Obama: No ‘Easy Out’ for Wall Street, 2009-02-10

On the face of it, we have two paths, one right and one wrong.  Tradition apparently dictates the wrong one.  I say tradition, because while this country has thousands of banks, many are healthy.  As Kedrosky notes, that objection ignores the relative GDPs of the two countries as well as the fact that the six largest banks represent the lion’s share of the problem.

It is possible Obama does not feel there is sufficient political support for nationalization, and so will run with the current plan until attitudes are more favorable.  I acknowledge that this is only conjecture, but feel it appropriate to ascribe some measure of strategic planning to this administration.

2009.01.23

Poor GDP Numbers

Posted in Econ at 19:27 by requiem

Citigroup (remember, the ‘c’ is pronounced ’sh’) just announced it raised $12 billion in an FDIC-backed bond sale.  Freddie Mac will request $35 billion from the Treasury, subject to change as it finalizes its financial statements.

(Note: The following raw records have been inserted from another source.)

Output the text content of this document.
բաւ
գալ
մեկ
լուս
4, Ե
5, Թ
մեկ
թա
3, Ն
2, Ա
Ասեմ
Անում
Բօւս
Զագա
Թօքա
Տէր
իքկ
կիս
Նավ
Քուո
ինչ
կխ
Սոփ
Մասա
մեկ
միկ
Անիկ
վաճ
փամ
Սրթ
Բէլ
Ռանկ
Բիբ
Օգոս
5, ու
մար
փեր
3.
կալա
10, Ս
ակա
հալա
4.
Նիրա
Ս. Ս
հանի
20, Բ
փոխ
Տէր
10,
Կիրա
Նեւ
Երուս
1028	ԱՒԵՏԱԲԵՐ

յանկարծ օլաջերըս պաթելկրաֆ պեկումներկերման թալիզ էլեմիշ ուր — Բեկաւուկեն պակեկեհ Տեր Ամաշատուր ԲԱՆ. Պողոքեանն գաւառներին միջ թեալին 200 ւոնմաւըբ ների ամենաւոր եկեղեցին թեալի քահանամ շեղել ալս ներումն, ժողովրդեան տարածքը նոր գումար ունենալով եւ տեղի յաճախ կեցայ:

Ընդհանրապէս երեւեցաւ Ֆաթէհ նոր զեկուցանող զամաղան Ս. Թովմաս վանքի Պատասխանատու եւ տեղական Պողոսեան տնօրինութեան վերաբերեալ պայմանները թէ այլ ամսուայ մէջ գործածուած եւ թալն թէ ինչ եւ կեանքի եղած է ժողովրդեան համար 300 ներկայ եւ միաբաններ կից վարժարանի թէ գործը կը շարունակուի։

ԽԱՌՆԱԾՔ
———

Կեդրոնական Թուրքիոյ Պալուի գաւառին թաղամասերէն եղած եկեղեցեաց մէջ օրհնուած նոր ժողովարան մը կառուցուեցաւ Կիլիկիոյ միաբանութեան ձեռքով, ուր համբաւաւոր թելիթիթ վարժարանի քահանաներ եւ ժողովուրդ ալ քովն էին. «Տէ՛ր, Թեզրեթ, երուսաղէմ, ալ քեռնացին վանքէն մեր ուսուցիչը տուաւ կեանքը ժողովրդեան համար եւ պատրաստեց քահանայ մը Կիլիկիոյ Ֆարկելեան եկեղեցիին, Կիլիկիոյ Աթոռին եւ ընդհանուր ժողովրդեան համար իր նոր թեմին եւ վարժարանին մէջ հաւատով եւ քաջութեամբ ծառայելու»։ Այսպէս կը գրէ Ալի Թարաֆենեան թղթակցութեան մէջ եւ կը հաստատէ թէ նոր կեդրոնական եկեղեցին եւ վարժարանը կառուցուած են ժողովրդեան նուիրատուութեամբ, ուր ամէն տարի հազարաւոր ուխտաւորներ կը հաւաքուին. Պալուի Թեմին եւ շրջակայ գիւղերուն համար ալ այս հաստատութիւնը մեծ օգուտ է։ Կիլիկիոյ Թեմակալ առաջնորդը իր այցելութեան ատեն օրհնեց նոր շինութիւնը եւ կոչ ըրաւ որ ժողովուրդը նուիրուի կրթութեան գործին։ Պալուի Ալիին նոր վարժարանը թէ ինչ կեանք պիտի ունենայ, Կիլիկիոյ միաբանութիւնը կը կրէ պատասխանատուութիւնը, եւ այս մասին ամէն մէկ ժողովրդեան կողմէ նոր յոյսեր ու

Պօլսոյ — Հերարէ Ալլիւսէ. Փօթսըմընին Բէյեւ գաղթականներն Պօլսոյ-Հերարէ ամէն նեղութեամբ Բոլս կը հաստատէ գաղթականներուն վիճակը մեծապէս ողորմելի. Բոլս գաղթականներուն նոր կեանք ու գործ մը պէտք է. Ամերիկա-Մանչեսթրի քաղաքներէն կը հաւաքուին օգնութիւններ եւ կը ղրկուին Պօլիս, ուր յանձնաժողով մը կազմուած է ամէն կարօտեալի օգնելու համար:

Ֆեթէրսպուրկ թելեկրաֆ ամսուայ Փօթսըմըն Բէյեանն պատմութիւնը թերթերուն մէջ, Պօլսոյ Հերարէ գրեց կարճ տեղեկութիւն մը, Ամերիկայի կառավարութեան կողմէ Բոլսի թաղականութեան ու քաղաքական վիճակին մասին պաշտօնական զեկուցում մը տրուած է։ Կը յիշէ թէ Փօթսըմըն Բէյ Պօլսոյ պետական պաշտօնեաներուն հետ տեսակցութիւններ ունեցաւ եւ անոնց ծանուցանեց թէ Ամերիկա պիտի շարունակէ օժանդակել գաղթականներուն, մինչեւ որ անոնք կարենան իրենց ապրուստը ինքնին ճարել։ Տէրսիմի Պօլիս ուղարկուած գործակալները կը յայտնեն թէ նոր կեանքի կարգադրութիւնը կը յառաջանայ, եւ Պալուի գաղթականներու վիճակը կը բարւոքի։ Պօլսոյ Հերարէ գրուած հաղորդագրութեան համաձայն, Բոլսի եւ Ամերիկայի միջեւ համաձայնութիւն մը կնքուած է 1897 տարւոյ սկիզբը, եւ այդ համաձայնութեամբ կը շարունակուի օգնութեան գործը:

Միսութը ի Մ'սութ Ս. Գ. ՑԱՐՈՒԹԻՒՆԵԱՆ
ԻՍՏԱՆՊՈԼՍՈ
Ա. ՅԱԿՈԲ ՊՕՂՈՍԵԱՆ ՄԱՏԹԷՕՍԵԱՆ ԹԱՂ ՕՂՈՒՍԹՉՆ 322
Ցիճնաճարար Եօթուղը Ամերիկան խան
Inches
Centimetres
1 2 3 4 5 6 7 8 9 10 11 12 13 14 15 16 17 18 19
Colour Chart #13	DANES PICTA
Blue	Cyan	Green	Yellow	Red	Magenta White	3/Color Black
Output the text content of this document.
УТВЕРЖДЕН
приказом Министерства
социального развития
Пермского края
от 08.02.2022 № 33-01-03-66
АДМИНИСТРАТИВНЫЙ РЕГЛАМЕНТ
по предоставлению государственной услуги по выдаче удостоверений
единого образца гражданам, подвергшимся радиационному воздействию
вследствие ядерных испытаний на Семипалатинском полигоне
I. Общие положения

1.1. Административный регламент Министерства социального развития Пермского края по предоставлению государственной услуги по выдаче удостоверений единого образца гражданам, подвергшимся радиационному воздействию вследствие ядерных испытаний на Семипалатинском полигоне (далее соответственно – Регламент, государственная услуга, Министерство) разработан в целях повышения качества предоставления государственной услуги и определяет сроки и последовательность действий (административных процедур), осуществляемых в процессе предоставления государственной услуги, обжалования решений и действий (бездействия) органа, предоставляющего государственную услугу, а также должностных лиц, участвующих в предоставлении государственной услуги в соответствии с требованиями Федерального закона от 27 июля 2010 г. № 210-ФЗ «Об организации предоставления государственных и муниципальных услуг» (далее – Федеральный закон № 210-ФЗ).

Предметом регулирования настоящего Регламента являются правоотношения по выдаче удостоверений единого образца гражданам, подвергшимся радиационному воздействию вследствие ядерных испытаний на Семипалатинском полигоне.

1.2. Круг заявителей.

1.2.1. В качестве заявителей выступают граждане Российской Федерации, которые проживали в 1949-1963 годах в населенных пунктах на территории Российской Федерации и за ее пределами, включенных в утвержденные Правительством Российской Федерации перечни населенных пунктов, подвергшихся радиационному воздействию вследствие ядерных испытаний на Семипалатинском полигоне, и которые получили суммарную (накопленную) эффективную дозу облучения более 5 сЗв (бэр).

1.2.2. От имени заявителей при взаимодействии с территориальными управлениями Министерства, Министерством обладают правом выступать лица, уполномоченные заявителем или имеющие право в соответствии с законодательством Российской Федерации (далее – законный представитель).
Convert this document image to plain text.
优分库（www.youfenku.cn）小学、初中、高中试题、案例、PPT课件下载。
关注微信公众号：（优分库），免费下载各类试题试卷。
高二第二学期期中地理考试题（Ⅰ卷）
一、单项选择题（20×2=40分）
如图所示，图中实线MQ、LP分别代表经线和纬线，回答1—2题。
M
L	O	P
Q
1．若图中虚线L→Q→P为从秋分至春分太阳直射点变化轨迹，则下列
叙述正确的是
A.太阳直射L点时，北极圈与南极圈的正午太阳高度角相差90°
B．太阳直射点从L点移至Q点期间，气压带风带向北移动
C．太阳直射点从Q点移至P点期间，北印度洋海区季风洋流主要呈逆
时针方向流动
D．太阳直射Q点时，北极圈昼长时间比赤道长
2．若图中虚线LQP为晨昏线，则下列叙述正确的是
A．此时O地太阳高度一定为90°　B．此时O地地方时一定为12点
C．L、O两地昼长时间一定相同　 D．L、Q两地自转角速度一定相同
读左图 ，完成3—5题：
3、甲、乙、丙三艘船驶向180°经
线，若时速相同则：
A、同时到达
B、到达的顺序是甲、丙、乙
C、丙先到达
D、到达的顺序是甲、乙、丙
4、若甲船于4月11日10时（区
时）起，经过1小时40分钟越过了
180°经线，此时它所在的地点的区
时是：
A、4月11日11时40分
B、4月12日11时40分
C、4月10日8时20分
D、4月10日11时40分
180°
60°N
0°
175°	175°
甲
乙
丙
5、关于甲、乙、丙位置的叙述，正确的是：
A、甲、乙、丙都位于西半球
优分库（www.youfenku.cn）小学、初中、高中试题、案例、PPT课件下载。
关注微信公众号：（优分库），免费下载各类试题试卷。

China and the UK are boldly heading over a cliff; the headline 1.5% Q4 GDP decline for the UK is not annualized, and thus corresponds to a 6% drop using the American reckoning.  Similarly for China, the reported 6.8% Q4 GDP growth is zero or negative using the seasonally adjusted at an annual rate (SAAR) method.  Other data for China, e.g. a 7.9% y-o-y drop in electrical production, help confirm this.

Given that many consider the bond market a refuge in time of poor equity performance, I’d like to point out that most funds do not fall into the “cash or short term treasurys” category that I currently consider safe.  This may become especially relevant later this year.

2008.12.23

Problems With The Chicago School

Posted in Econ at 22:47 by requiem

Barry Ritholtz rips into the Chicago School:

 From the efficient-market theories, to the concept of man as rational profit maximizers, much of the edifice that is was the Chicago school of economics is based on a foundation that is false, disproven or otherwise questionable.

…and is aided in the comments section:

“The ONLY thing wrong with the Chicago School of economic thought, and Friedman’s belief that free markets allocate resources better than any alternative, is that they do not allow for the influence of corruption, fraud and greed.”

In other words, they do not allow for reality. Curious that Ayn Rand also embraced lack of reality, creating a fictional world upon which to foist her ficticious philosophy. Strauss, too, was guilty of this type intellectualized magical thinking.

The need for fictionalization is explained by the realization that only by ignoring human behavior and controlling outcomes can the extremist’s view be proven valid.